His legacy is that of a community leader who, with others, worked to get a secondary school for African Americans in Newport News: Huntington High School. He, along with E.C. Brown and others, was one of the founders of Crown Savings Bank, a black-owned bank established in 1905. Ridley later became a member of the board of directors after Crown Savings merged with another bank.
John H. Ridley Place was built in 1954 as part of the Housing Authority's East End slum clearance program which aimed to accommodate the city's growing population and encourage investment in Downtown Newport News.

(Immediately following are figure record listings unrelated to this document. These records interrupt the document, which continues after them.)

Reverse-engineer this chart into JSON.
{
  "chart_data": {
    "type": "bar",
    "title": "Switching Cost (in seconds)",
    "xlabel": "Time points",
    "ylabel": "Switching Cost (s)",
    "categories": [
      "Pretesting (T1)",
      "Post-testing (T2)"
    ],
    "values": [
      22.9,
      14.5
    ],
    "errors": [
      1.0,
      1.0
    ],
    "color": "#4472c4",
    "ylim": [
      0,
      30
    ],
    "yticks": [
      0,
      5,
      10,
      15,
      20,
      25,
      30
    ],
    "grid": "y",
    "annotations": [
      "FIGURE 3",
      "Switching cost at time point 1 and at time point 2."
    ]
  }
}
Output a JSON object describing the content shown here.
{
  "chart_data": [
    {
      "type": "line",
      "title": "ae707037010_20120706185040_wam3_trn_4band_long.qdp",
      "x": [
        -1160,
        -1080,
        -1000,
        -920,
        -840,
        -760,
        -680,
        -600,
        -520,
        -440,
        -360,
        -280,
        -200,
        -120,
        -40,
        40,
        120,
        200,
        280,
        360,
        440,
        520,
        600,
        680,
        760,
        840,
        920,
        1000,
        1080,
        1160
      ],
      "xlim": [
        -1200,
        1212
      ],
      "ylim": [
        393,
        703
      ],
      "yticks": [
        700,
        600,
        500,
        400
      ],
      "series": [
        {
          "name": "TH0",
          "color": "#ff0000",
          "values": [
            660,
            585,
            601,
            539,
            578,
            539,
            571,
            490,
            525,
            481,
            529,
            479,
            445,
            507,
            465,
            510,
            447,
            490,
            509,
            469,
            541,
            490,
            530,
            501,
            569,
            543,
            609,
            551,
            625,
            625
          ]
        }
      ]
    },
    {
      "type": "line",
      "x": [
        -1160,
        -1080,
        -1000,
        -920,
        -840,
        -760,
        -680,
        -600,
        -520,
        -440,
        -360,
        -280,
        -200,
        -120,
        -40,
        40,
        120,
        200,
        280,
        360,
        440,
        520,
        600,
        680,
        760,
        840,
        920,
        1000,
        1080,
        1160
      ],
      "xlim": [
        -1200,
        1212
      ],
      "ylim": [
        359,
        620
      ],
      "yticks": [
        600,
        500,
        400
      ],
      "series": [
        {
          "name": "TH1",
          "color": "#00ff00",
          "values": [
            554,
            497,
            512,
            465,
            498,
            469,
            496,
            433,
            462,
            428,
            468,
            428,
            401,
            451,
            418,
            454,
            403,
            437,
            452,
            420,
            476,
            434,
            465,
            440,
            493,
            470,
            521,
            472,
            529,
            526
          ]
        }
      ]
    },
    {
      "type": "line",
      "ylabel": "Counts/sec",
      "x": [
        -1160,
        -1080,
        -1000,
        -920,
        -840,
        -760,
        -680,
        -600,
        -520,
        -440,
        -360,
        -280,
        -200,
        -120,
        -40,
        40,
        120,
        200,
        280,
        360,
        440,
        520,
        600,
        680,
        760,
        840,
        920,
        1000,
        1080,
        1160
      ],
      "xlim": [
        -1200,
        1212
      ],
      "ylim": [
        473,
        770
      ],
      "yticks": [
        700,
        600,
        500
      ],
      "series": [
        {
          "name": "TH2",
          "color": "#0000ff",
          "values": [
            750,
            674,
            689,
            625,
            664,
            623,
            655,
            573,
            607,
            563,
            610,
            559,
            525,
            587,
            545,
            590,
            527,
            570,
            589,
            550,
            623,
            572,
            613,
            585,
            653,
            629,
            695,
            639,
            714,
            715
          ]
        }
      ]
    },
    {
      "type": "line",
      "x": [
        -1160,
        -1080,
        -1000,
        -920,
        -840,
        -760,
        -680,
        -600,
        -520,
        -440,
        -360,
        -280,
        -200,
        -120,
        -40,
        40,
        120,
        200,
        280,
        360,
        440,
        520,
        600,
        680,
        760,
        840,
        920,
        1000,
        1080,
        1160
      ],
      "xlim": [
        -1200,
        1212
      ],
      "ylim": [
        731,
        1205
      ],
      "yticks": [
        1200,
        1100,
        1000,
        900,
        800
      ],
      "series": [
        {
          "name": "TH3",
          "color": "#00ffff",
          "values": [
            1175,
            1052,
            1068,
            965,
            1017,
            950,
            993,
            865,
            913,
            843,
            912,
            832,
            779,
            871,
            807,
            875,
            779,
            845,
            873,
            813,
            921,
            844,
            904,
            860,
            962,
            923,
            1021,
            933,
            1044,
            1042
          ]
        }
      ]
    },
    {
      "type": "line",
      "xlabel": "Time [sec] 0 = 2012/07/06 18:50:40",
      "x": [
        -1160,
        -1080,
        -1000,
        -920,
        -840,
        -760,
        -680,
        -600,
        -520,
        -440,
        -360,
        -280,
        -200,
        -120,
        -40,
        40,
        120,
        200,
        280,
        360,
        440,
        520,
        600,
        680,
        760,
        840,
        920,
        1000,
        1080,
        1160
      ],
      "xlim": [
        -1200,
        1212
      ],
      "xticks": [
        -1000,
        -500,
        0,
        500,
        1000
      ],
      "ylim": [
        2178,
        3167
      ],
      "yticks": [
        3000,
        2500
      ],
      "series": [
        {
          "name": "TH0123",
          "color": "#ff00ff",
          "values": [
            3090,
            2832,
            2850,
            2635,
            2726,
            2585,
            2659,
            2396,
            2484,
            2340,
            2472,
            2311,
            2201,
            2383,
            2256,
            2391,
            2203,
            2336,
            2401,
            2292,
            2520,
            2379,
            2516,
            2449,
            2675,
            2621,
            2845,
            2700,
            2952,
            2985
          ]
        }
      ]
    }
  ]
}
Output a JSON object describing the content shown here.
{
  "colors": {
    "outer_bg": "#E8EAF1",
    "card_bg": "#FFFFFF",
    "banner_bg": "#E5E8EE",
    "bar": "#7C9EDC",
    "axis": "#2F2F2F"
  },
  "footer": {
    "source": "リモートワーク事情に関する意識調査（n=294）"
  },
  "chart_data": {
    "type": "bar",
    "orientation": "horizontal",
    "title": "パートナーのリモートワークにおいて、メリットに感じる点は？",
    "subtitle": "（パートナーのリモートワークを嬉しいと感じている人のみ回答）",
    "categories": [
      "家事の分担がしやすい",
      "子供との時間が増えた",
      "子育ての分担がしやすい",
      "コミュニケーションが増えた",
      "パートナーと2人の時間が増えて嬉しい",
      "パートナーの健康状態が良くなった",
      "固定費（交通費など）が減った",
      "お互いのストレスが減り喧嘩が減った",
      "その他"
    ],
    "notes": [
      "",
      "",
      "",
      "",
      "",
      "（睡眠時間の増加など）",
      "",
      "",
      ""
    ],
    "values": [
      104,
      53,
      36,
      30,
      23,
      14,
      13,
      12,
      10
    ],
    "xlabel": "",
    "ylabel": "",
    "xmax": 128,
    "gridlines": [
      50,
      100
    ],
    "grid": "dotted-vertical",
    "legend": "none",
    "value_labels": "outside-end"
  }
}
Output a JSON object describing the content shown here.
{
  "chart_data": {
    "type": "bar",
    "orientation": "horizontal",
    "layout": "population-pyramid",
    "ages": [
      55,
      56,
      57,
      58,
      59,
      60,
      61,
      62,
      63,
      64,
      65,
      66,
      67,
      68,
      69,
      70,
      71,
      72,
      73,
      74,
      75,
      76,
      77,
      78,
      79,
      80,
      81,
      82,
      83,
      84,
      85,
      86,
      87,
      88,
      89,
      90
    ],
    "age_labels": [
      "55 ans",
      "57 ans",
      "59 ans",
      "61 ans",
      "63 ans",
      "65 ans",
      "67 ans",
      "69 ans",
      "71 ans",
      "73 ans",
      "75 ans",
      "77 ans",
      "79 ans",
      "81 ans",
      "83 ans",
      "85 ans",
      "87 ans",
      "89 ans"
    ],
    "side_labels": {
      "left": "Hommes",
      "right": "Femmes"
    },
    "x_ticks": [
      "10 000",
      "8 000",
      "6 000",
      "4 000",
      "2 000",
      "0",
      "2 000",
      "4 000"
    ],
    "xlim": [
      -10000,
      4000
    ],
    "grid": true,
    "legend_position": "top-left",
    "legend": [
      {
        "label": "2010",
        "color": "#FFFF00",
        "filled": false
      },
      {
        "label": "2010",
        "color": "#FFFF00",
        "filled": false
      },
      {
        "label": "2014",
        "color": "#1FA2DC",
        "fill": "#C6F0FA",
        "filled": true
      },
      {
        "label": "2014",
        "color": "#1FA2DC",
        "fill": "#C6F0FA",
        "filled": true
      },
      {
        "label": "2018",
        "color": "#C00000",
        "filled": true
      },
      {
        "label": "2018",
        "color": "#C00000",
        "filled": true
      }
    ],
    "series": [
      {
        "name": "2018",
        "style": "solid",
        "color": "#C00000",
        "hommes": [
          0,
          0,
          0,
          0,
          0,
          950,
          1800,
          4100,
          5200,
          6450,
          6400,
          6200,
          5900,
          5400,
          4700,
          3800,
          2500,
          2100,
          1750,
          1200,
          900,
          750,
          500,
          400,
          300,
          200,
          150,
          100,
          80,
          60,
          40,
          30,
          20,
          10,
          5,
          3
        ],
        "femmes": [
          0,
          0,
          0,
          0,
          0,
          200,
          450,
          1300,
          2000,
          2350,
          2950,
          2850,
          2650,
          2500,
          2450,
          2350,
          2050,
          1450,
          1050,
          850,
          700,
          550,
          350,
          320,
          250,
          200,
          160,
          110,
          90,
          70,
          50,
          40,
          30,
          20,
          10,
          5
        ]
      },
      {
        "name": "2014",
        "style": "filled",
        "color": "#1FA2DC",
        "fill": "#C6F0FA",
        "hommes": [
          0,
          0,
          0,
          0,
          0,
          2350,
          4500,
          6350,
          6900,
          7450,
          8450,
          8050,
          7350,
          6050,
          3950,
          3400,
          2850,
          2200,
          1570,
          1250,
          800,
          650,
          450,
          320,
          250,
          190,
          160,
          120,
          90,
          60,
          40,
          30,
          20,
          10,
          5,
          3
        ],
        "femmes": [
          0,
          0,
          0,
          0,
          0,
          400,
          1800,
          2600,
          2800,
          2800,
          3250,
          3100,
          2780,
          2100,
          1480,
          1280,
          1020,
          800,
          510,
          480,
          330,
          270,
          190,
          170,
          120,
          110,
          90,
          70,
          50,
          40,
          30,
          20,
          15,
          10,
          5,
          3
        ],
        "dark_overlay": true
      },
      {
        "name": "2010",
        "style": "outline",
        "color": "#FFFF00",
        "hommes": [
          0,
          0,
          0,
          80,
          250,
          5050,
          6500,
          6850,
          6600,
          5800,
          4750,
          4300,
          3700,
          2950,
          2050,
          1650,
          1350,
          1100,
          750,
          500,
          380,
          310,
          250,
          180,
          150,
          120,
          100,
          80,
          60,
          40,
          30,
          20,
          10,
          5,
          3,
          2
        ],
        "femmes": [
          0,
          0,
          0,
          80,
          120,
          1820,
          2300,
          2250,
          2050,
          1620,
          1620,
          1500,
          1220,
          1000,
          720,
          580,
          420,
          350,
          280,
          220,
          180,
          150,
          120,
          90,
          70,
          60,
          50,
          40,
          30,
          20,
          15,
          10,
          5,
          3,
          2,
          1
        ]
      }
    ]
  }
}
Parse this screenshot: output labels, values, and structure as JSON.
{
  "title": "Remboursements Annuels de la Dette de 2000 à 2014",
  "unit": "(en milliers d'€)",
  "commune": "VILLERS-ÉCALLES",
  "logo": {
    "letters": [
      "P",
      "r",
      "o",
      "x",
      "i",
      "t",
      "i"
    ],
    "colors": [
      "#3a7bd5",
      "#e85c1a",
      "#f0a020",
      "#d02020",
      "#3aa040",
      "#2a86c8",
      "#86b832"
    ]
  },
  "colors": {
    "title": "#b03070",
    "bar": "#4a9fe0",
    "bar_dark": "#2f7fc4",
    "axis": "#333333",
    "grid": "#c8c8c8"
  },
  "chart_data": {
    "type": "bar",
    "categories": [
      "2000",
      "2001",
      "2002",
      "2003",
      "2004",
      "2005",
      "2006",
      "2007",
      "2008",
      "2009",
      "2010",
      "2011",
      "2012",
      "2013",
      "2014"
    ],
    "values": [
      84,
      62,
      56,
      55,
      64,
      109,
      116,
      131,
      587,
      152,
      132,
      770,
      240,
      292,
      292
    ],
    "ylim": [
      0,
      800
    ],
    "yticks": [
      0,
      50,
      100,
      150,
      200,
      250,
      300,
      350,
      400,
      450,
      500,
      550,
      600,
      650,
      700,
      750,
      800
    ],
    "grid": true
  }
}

The Marcus Garvey and Universal Negro Improvement Association Papers, Volume V September 1922-August 1924), Robert A. Hill, Editor
Ridley Place has 259 units and is located on the City bus line, which makes it convenient for shopping, schools, churches, and banks. The complex has one, two, three and four bedroom townhouse units. It is close to a waterfront park (King-Lincoln Park) and access to I-664. This complex is also located within walking distance of the Boys and Girls Club of Virginia Peninsula, Doris Miller Community Center, and Downing-Gross Cultural Arts Center.